Dengan demikian, menurut pengertian bahasa, ethos yang dimaksudkan oleh Aristoteles adalah identik dengan makna budi pekerti, moral, akhlak, kelakuan, tabiat, watak atau karakter. Karena ada persenyawaan maksud dalam semua kata tersebut. Khusus pengertian akhlak seperti telah dikemukakan dalam pembahasan diatas, bahwa kata akhlak yang berasal dari bahasa Arab dan merupakan bentuk jamak dari kata khuluq, adalah berarti tabiat,  budi pekerti, tingkah laku atau perangai. Biasanya tabiat dan budi pekerti atau perangai akan muncul menyatakan dirinya dalam “ tingkah laku,” yaitu tingkah laku manusia yang dilaksanakan dalam keadaan sadar, serta bertanggung jawab atas perbuatannya itu.
Jadi perbuatan yang dilakukan orang gila, atau orang yang sedang bermimpi, tidak dapat dikatakan sebagai sebuah perbuatan yang dinilai sebuah perbuatan yang berakhlak atau tidak, karena perbuatan itu dilakukannya dalam keadaan tidak sadar.
Bila diamati dari sisi arti bahasa, memang ada persenyawaan maksud antara kata etika dan akhlak. Tapi kalau membahas etika dan akhlak sebagai suatu ilmu pengetahuan, yaitu ilmu tentang kesusilaan dan kesopanan, maka akan diketahui hakikat yang berbeda dari kedua istilah kata tersebut. Terutama bila sampai pada masalah apa yang menjadi ukuran baik dan buruk, serta apa dan siapa yang mengatur dan menetapan buruk baiknya tindakan seseorang itu.

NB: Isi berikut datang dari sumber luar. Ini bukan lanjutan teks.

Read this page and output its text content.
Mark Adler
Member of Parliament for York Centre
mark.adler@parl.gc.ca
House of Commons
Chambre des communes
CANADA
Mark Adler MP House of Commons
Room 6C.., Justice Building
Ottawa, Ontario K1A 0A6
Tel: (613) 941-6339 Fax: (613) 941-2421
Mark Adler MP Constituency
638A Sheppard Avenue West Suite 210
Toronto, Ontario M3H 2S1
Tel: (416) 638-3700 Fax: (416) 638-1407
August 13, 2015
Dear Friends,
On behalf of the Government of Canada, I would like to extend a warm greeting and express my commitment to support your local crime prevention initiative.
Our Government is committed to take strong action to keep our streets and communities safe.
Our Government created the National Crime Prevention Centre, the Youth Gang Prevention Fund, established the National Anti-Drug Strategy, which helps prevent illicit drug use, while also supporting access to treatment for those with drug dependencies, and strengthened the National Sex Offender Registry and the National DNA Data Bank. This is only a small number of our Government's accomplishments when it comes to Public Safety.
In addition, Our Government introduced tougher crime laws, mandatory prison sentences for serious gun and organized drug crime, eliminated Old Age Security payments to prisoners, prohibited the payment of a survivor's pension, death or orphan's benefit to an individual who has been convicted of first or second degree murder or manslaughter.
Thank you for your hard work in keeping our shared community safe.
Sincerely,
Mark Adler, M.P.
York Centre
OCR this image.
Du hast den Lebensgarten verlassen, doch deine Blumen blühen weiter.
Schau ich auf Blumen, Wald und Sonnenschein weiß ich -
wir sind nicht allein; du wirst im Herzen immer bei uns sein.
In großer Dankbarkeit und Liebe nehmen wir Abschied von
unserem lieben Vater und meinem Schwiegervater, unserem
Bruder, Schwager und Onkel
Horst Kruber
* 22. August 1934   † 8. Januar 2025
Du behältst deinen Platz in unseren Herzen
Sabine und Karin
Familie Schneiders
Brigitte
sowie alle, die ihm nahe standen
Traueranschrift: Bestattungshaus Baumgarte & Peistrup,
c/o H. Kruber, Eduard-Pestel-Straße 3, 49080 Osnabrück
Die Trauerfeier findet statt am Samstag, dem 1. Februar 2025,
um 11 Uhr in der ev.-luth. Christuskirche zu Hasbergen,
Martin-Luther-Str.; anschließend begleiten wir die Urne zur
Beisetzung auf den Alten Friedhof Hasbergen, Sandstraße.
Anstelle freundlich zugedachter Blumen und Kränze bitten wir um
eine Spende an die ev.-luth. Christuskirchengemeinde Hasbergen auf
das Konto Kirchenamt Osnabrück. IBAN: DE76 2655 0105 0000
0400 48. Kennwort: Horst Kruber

Dalam ilmu akhlak yang menjadi ukuran untuk menetapkan baik dan buruk ialah dengan ukuran :
1.    Syariat agama Islam yang berdasarkan wahyu dari Allah swt.
2.    Akal pikiran manusia dalam bentuk norma-norma yang ada.
Manusia tak dapat menetapkan suatu perbuatan manusia itu adalah baik atau buruk, tanpa ketentuan yang sudah diatur dalam syariat agama Islam. Sedangkan akal pikiran manusia boleh menilai suatu perbuatan manusia itu baik atau buruk, selama tidak bertentangan dengan syariat agama Islam yang berdasarkan wahyu dari Allah swt. Jadi manusia hanya berfungsi sebagai penyambung lidah untuk mengatakan sesuatu perbuatan itu baik atau buruk.
Dengan demikian ukuran baik dan buruk menurut ilmu akhlak, ditentukan dengan sanksi dosa dan pahala, halal atau haram, sah atau batal, dan berhubungan dengan keyakinan ajaran Islam untuk bertaqarrub dengan Allah swt. Jadi ilmu akhlak berasal dari agama, yaitu agama Islam.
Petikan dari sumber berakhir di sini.